A girl on a motorcycle drove down a divided highway, carefully weaving in and out of slowing traffic. The motorcycle was black with wide tires and unmarked, no brand name visible.
Her helmet was black, with a visor that she pushed up at a stoplight. On top of her helmet was a row of pink triangles, running in a center ridge from the front all the way down the back. She wore a tight pink, cotton, sleeveless shirt and tight black pants. Her bare arms were darkly tanned and she had a large, elaborately curled tattoo draped on her left shoulder and upper arm.
When the light turned green, she took off, and was seen ahead in the distance, turning into the left of the two northbound lanes. Later she was seen to turn left again, this time into a street next to the entrance of a medical clinic behind a wall, and vanish.
She was quite the sight with that row of pink triangles on top of her helmet, as though she was some kind of reptile.

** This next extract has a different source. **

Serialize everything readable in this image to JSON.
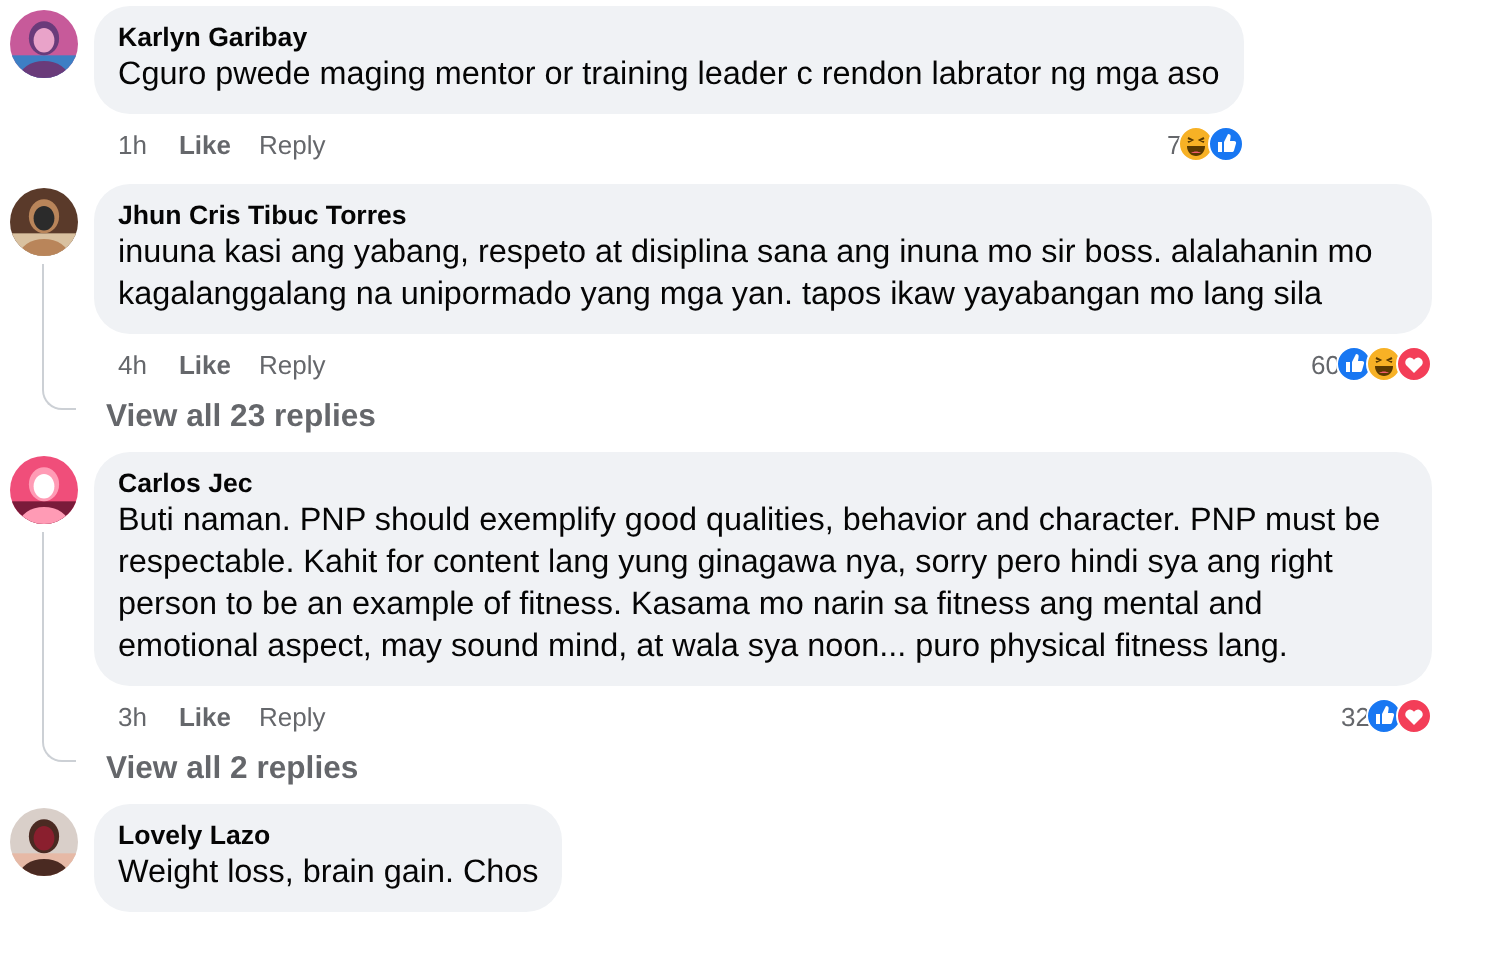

The triangles were probably attached by an adhesive strip. Stand-up decals that attach in strips were sold online, but not in that shape or color.
You would expect to see her in southern California, but not in this neighboring state, known to be rather conservative and unimaginative. Who was she? Was she a visitor or newly transplanted to the area? Where was she from? Where was she going in that up-scale residential neighborhood behind the clinic? Some drivers who noticed had questions.
Four years later, she was seen again, in mid spring, in the same area. So she could be a local, with an artistic bent, who motorcycles occasionally.
This time she wore a sleeved dark jacket and rode a motorcycle of the same description. Her helmet was white, but mostly overlain with a horizontal pattern of vividly colored images. The design was contemporary – at a quick glance perhaps a series of overlapping people in profile. That helmet was far more unique and colorful than anything else on the road that hour.